Am Anfang…

Reiseliteratur… da gibt es ja die verrücktesten Geschichten. Auf einem Bein hüpfend im Schottenrock durch die Antarktis, oder vielleicht eine Nord-Süd Afrikadruchquerung mit dem Hundeschlitten? Es gibt wahrlich viele Dinge, die man so tun kann, aber kann man das wirklich? Wahrscheinlich werden die wenigsten auf einem Kamel durch Sibirien reiten oder zu den Urvölkern im Amazonasgebiet in einem selbstgebauten Fluggerät fliegen. Die Realität sieht für die meisten von uns Normalos wohl anders aus. 2 oder 3 Wochen im Sommer und vielleicht nochmal eine Woche im Winter, da muss man sich für eine Tour mit dem Oldtimer entlang der Seidenstraße schon ran halten. Aber sind wir deswegen verdammt zum Wandern in den Bayrischen Apen, oder dem Pauschalurlaub am Teutonengrill? Und ist das wirklich so schlimm, wie es sich anhört? Nein und nein! Abenteuergeschichten können Fernweh und Bedauern auslösen. Bedauern, dass wir nicht so ein tolles Leben voller Adrenalin und Nervenkitzel führen. Doch das ist nicht wahr! Jeder kann seine eigenen Abenteuergeschichten schreiben auf seine eigene Art und in seinem eigenen Tempo.
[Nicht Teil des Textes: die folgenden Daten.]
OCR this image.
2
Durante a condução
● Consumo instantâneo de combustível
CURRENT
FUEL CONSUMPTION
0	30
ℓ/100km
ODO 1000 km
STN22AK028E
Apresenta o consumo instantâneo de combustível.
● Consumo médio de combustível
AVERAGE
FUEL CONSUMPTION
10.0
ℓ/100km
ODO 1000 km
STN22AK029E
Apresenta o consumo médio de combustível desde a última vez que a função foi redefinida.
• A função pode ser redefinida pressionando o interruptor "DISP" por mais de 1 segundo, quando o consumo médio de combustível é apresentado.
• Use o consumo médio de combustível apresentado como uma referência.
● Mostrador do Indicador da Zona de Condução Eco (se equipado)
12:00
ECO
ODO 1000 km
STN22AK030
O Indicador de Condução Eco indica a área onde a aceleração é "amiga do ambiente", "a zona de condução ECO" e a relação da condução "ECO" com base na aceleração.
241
Man muss vielleicht etwas Mut und ein wenig Kreativität besitzen und schon kann es los gehen.

Und genau davon wollen wir berichten, davon wie zum Henker man es als völlig normaler Mensch schaffen kann einzigartige Dinge zu erleben, oder auch nicht. Es klappt nämlich auch nicht immer. Allerdings sind das die Geschichten, die wohl kaum jemand erzählt. Wer liest schon gerne etwas von dem gescheiterten xxx. Aber auch solche Dinge passieren und es ist wichtig einschätzen zu können, ob dieses Abenteuer ein Erfolg wird, oder ob man dafür vielleicht später nochmal wieder kommt. Also werden wir auch diese Geschichten erzählen und versuchen zu erklären, warum wir etwas nicht gemacht haben. Nein sagen ist wichtig und benötigt genau so viel Mut wie die tatsächliche Durchführung eines Vorhabens.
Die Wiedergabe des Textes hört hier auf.